Toplulukların doğal, ekonomik, siyasi, dini ya da savaş, baskı, zulüm gibi sebeplerle yer değiştirmelerini ifade eden göç, neredeyse insanlık tarihi kadar eski bir kavram. Kişinin doğup büyüdüğü toprakları, alışık olduğu her şeyi geride bırakarak bir yerden bambaşka bir yere göç etmesi hiç şüphesiz oldukça zor bir süreç. Sürgünler ise göçlerin en acımasız, en acılı örneği.
Dünya tarihi milyonlarca insanın yurtlarından uzaklaştırıldığı ve daha önce hiç ayak basmadıkları yerlerde yaşamak zorunda bırakıldığı sürgünlerle dolu. Ait oldukları vatandan, evlerinden, yurtlarından, kültürlerinden, mallarından, mülklerinden koparılan, dahası sürgün edildikleri yerlerde asimile edilmeye çalışılan bu insanların yaşadıkları şiddet ve karşılaştıkları zorluklar insanlık tarihinin en büyük ayıplarından.
Toprak hırsı, maddi ya da siyasi çıkarlar, dış devletlerin müdahalesi, inanç ayrılıklarının yol açtığı düşmanlıklar, ırkçılık veya kimi toplumların kendilerini diğerlerinden üstün görmeleri gibi etkenler tarih boyunca derin yaralara yol açmış, insanlığın büyük kayıplara uğramasına sebebiyet vermiştir.
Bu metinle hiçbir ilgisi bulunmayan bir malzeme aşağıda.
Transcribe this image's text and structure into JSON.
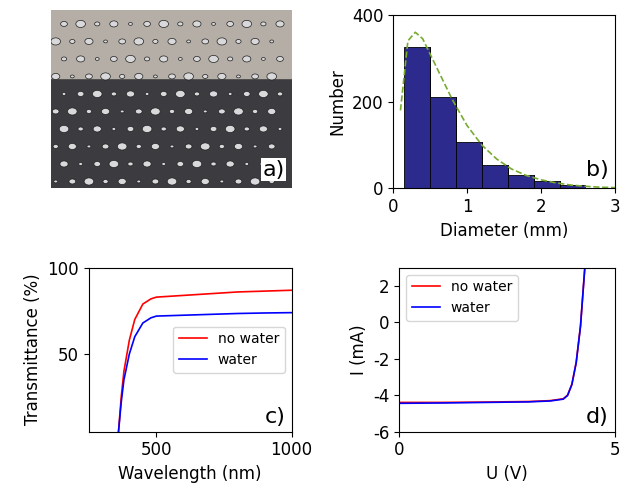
{
  "chart_data": [
    {
      "type": "image",
      "annotation": "a)"
    },
    {
      "type": "histogram",
      "annotation": "b)",
      "x_label": "Diameter (mm)",
      "y_label": "Number",
      "bins": [
        0.15,
        0.5,
        0.85,
        1.2,
        1.55,
        1.9,
        2.25,
        2.6
      ],
      "counts": [
        325,
        210,
        108,
        55,
        30,
        18,
        8
      ],
      "color": "#2c2a8c",
      "series": [
        {
          "type": "line",
          "color": "#77ac30",
          "line_style": "dashed",
          "x": [
            0.1,
            0.2,
            0.3,
            0.4,
            0.5,
            0.6,
            0.8,
            1.0,
            1.2,
            1.4,
            1.6,
            1.8,
            2.0,
            2.2,
            2.4,
            2.6,
            2.8,
            3.0
          ],
          "values": [
            180,
            340,
            360,
            345,
            310,
            275,
            205,
            145,
            100,
            68,
            45,
            30,
            20,
            13,
            8,
            5,
            3,
            2
          ]
        }
      ],
      "xlim": [
        0,
        3
      ],
      "xticks": [
        0,
        1,
        2,
        3
      ],
      "ylim": [
        0,
        400
      ],
      "yticks": [
        0,
        200,
        400
      ]
    },
    {
      "type": "line",
      "annotation": "c)",
      "x_label": "Wavelength (nm)",
      "y_label": "Transmittance (%)",
      "legend": "center right",
      "series": [
        {
          "name": "no water",
          "color": "#ff0000",
          "x": [
            360,
            370,
            380,
            400,
            420,
            450,
            480,
            500,
            600,
            700,
            800,
            900,
            1000
          ],
          "values": [
            5,
            25,
            40,
            58,
            70,
            79,
            82,
            83,
            84,
            85,
            86,
            86.5,
            87
          ]
        },
        {
          "name": "water",
          "color": "#0000ff",
          "x": [
            360,
            370,
            380,
            400,
            420,
            450,
            480,
            500,
            600,
            700,
            800,
            900,
            1000
          ],
          "values": [
            5,
            22,
            35,
            50,
            60,
            68,
            71,
            72,
            72.5,
            73,
            73.5,
            73.8,
            74
          ]
        }
      ],
      "xlim": [
        250,
        1000
      ],
      "xticks": [
        500,
        1000
      ],
      "ylim": [
        5,
        100
      ],
      "yticks": [
        50,
        100
      ]
    },
    {
      "type": "line",
      "annotation": "d)",
      "x_label": "U (V)",
      "y_label": "I (mA)",
      "legend": "upper left",
      "series": [
        {
          "name": "no water",
          "color": "#ff0000",
          "x": [
            0,
            1,
            2,
            3,
            3.5,
            3.8,
            3.9,
            4.0,
            4.1,
            4.2,
            4.3
          ],
          "values": [
            -4.4,
            -4.4,
            -4.38,
            -4.35,
            -4.3,
            -4.2,
            -4.0,
            -3.4,
            -2.2,
            -0.2,
            3.0
          ]
        },
        {
          "name": "water",
          "color": "#0000ff",
          "x": [
            0,
            1,
            2,
            3,
            3.5,
            3.8,
            3.9,
            4.0,
            4.1,
            4.2,
            4.3
          ],
          "values": [
            -4.45,
            -4.43,
            -4.4,
            -4.37,
            -4.32,
            -4.22,
            -4.02,
            -3.42,
            -2.22,
            -0.22,
            3.0
          ]
        }
      ],
      "xlim": [
        0,
        5
      ],
      "xticks": [
        0,
        5
      ],
      "ylim": [
        -6,
        3
      ],
      "yticks": [
        -6,
        -4,
        -2,
        0,
        2
      ]
    }
  ]
}
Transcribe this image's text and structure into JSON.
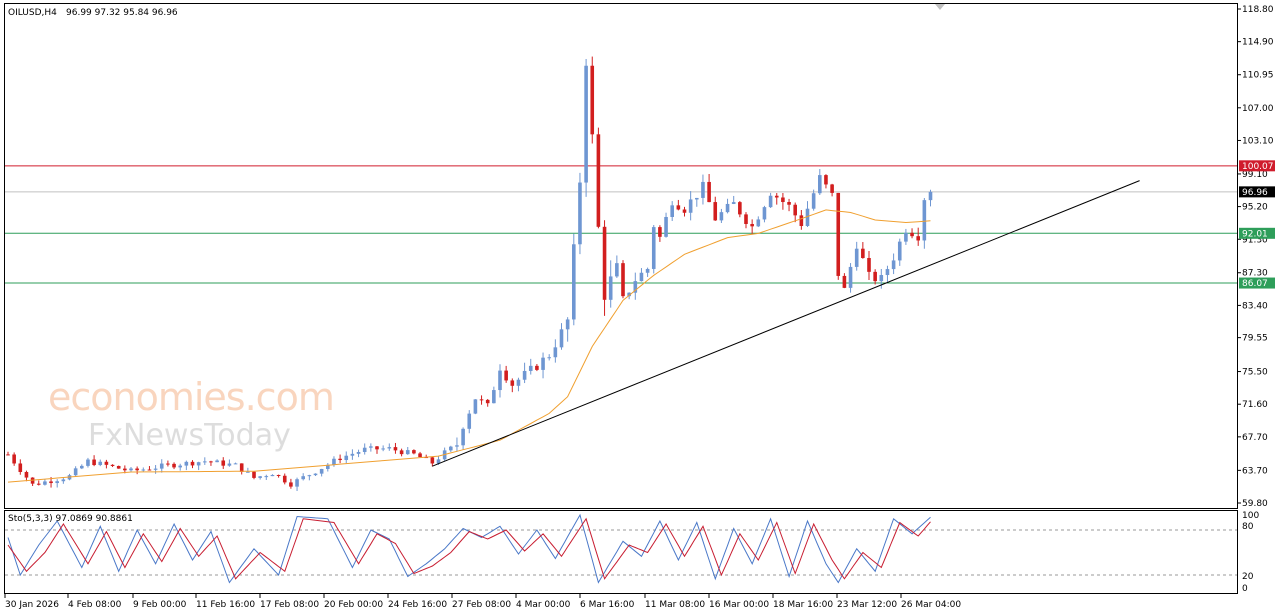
{
  "header": {
    "symbol": "OILUSD,H4",
    "ohlc": "96.99 97.32 95.84 96.96"
  },
  "watermark": {
    "line1": "economies.com",
    "line2": "FxNewsToday"
  },
  "stochastic": {
    "label": "Sto(5,3,3) 97.0869 90.8861",
    "ticks": [
      "100",
      "80",
      "20",
      "0"
    ]
  },
  "price_tags": {
    "resistance": "100.07",
    "current": "96.96",
    "support1": "92.01",
    "support2": "86.07"
  },
  "colors": {
    "bull": "#6e96d2",
    "bear": "#d21e1e",
    "ma": "#f0a030",
    "resistance": "#d01c2c",
    "support": "#2e9e5a",
    "trendline": "#000000",
    "stoch_main": "#4a78c8",
    "stoch_signal": "#c81e32"
  },
  "chart_data": {
    "type": "candlestick",
    "symbol": "OILUSD",
    "timeframe": "H4",
    "ylim": [
      59.8,
      118.8
    ],
    "y_ticks": [
      "118.80",
      "114.90",
      "110.95",
      "107.00",
      "103.10",
      "99.10",
      "95.20",
      "91.30",
      "87.30",
      "83.40",
      "79.55",
      "75.50",
      "71.60",
      "67.70",
      "63.70",
      "59.80"
    ],
    "x_ticks": [
      "30 Jan 2026",
      "4 Feb 08:00",
      "9 Feb 00:00",
      "11 Feb 16:00",
      "17 Feb 08:00",
      "20 Feb 00:00",
      "24 Feb 16:00",
      "27 Feb 08:00",
      "4 Mar 00:00",
      "6 Mar 16:00",
      "11 Mar 08:00",
      "16 Mar 00:00",
      "18 Mar 16:00",
      "23 Mar 12:00",
      "26 Mar 04:00"
    ],
    "horizontal_levels": [
      {
        "value": 100.07,
        "role": "resistance"
      },
      {
        "value": 96.96,
        "role": "current"
      },
      {
        "value": 92.01,
        "role": "support"
      },
      {
        "value": 86.07,
        "role": "support"
      }
    ],
    "trendline": {
      "from": {
        "bar": 69,
        "price": 64.2
      },
      "to": {
        "bar": 184,
        "price": 98.3
      }
    },
    "anchors": [
      [
        0,
        65.6
      ],
      [
        4,
        62.0
      ],
      [
        10,
        63.0
      ],
      [
        13,
        64.8
      ],
      [
        20,
        63.6
      ],
      [
        26,
        64.3
      ],
      [
        32,
        64.8
      ],
      [
        37,
        64.3
      ],
      [
        40,
        62.8
      ],
      [
        43,
        63.4
      ],
      [
        46,
        62.1
      ],
      [
        50,
        63.6
      ],
      [
        54,
        65.2
      ],
      [
        58,
        66.2
      ],
      [
        62,
        66.3
      ],
      [
        66,
        65.6
      ],
      [
        69,
        64.6
      ],
      [
        71,
        65.8
      ],
      [
        73,
        66.8
      ],
      [
        74,
        69.2
      ],
      [
        76,
        72.4
      ],
      [
        78,
        71.2
      ],
      [
        80,
        76.1
      ],
      [
        82,
        74.0
      ],
      [
        85,
        75.6
      ],
      [
        88,
        77.5
      ],
      [
        91,
        81.5
      ],
      [
        92,
        89.5
      ],
      [
        93,
        98.5
      ],
      [
        94,
        113.0
      ],
      [
        95,
        103.2
      ],
      [
        96,
        92.5
      ],
      [
        97,
        85.0
      ],
      [
        98,
        86.2
      ],
      [
        99,
        87.5
      ],
      [
        100,
        84.0
      ],
      [
        102,
        86.5
      ],
      [
        104,
        87.8
      ],
      [
        105,
        93.0
      ],
      [
        106,
        91.5
      ],
      [
        108,
        96.0
      ],
      [
        110,
        95.0
      ],
      [
        113,
        97.5
      ],
      [
        115,
        93.8
      ],
      [
        118,
        95.5
      ],
      [
        121,
        92.8
      ],
      [
        124,
        97.0
      ],
      [
        127,
        95.2
      ],
      [
        129,
        93.2
      ],
      [
        132,
        98.6
      ],
      [
        134,
        96.5
      ],
      [
        135,
        87.2
      ],
      [
        136,
        85.2
      ],
      [
        138,
        90.8
      ],
      [
        140,
        86.8
      ],
      [
        142,
        86.5
      ],
      [
        144,
        89.2
      ],
      [
        146,
        92.6
      ],
      [
        148,
        91.8
      ],
      [
        149,
        96.3
      ],
      [
        150,
        96.96
      ]
    ],
    "moving_average": [
      [
        0,
        62.3
      ],
      [
        20,
        63.5
      ],
      [
        40,
        63.6
      ],
      [
        60,
        64.8
      ],
      [
        70,
        65.4
      ],
      [
        80,
        67.3
      ],
      [
        88,
        70.5
      ],
      [
        91,
        72.5
      ],
      [
        95,
        78.5
      ],
      [
        100,
        84.0
      ],
      [
        105,
        87.0
      ],
      [
        110,
        89.5
      ],
      [
        117,
        91.5
      ],
      [
        122,
        92.0
      ],
      [
        128,
        93.5
      ],
      [
        133,
        94.8
      ],
      [
        137,
        94.5
      ],
      [
        141,
        93.6
      ],
      [
        146,
        93.3
      ],
      [
        150,
        93.5
      ]
    ],
    "stochastic": {
      "name": "Sto(5,3,3)",
      "main_last": 97.0869,
      "signal_last": 90.8861,
      "levels": [
        80,
        20
      ],
      "ylim": [
        0,
        100
      ],
      "main_anchors": [
        [
          0,
          70
        ],
        [
          2,
          20
        ],
        [
          5,
          60
        ],
        [
          8,
          92
        ],
        [
          12,
          30
        ],
        [
          15,
          85
        ],
        [
          18,
          25
        ],
        [
          21,
          80
        ],
        [
          24,
          35
        ],
        [
          27,
          88
        ],
        [
          30,
          40
        ],
        [
          33,
          78
        ],
        [
          36,
          10
        ],
        [
          40,
          55
        ],
        [
          44,
          20
        ],
        [
          47,
          98
        ],
        [
          52,
          95
        ],
        [
          56,
          30
        ],
        [
          59,
          80
        ],
        [
          62,
          68
        ],
        [
          65,
          18
        ],
        [
          68,
          35
        ],
        [
          71,
          55
        ],
        [
          74,
          82
        ],
        [
          77,
          70
        ],
        [
          80,
          85
        ],
        [
          83,
          48
        ],
        [
          86,
          80
        ],
        [
          89,
          42
        ],
        [
          93,
          100
        ],
        [
          96,
          10
        ],
        [
          100,
          65
        ],
        [
          103,
          45
        ],
        [
          106,
          92
        ],
        [
          109,
          40
        ],
        [
          112,
          90
        ],
        [
          115,
          15
        ],
        [
          118,
          82
        ],
        [
          121,
          35
        ],
        [
          124,
          95
        ],
        [
          127,
          18
        ],
        [
          130,
          92
        ],
        [
          133,
          35
        ],
        [
          135,
          10
        ],
        [
          138,
          55
        ],
        [
          141,
          25
        ],
        [
          144,
          95
        ],
        [
          147,
          75
        ],
        [
          150,
          97
        ]
      ],
      "signal_anchors": [
        [
          0,
          60
        ],
        [
          3,
          25
        ],
        [
          6,
          50
        ],
        [
          9,
          88
        ],
        [
          13,
          35
        ],
        [
          16,
          78
        ],
        [
          19,
          30
        ],
        [
          22,
          75
        ],
        [
          25,
          38
        ],
        [
          28,
          82
        ],
        [
          31,
          45
        ],
        [
          34,
          72
        ],
        [
          37,
          15
        ],
        [
          41,
          50
        ],
        [
          45,
          25
        ],
        [
          48,
          95
        ],
        [
          53,
          90
        ],
        [
          57,
          35
        ],
        [
          60,
          75
        ],
        [
          63,
          62
        ],
        [
          66,
          22
        ],
        [
          69,
          32
        ],
        [
          72,
          50
        ],
        [
          75,
          78
        ],
        [
          78,
          68
        ],
        [
          81,
          80
        ],
        [
          84,
          52
        ],
        [
          87,
          75
        ],
        [
          90,
          45
        ],
        [
          94,
          95
        ],
        [
          97,
          15
        ],
        [
          101,
          60
        ],
        [
          104,
          50
        ],
        [
          107,
          88
        ],
        [
          110,
          45
        ],
        [
          113,
          85
        ],
        [
          116,
          20
        ],
        [
          119,
          75
        ],
        [
          122,
          40
        ],
        [
          125,
          90
        ],
        [
          128,
          22
        ],
        [
          131,
          88
        ],
        [
          134,
          40
        ],
        [
          136,
          15
        ],
        [
          139,
          50
        ],
        [
          142,
          30
        ],
        [
          145,
          90
        ],
        [
          148,
          72
        ],
        [
          150,
          91
        ]
      ]
    }
  }
}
Yaşadıkları toplumlardan sürülen ve köklerini bırakarak geldikleri yerlerde yaşam mücadelesi veren insanların maddi-manevi kayıpları da, 'insan hakları' kavramının giderek önem kazandığı ve geçmişte yaşanmış zulümlerin dünya devletleri tarafından bir bir kınandığı günümüzde unutulmaması gereken tarihi acılar arasında.
Tarihte vuku bulmuş yüzlerce sürgün örneğinden bazıları Çerkesler'e, İrlandalılar'a, Afrikalılar'a ve Kızılderililer'e uygulanan sürgünler. Kuzey Kafkasya halklarının Rusya tarafından zorunlu göçe maruz bırakıldıkları Çerkes Sürgünü'nde yüz binlerce insan köklerinden koparılarak hiç tanımadıkları yerlerde yaşamaya zorlanmış; sayıları yüz binin üzerinde İrlandalı çocuk ve yetişkin köle olarak çalıştırılmak üzere Batı Hint Adaları, Virjinya, İngiltere, Barbados ve Jamaika'ya yollanmış; kolonyalist dönemde milyonlarca Afrikalı gemilere bindirilerek Amerika'ya göç ettirilmiş; Beyaz Avrupalılar ve Amerikalılar tarafından geleneksel topraklarından hiç tanımadıkları topraklara sürülen Kızılderililer ise kendileri için oluşturulan kısıtlayıcı yerleşim bölgelerine yerleşmek zorunda bırakılmışlardı.
Sürgünü en ağır şekilde yaşayan bir diğer halk ise Hindistan'dan dünyaya yayılan ve yerleştikleri bölgelerde ırkçılık ve yabancı düşmanlığının hedefi olmakla birlikte yıllar boyu birçok kez sürgüne uğratılan Çingeneler. Sahip oldukları Müslüman kimliğinden dolayı Stalin tarafından tren vagonlarına doldurularak Orta Asya'ya sürülen Ahıska Türkleri, Yunanistan'ın bağımsızlığını kazanmasıyla göçe zorlanan Moralı Türkler de akla gelen diğer sürgün örneklerinden.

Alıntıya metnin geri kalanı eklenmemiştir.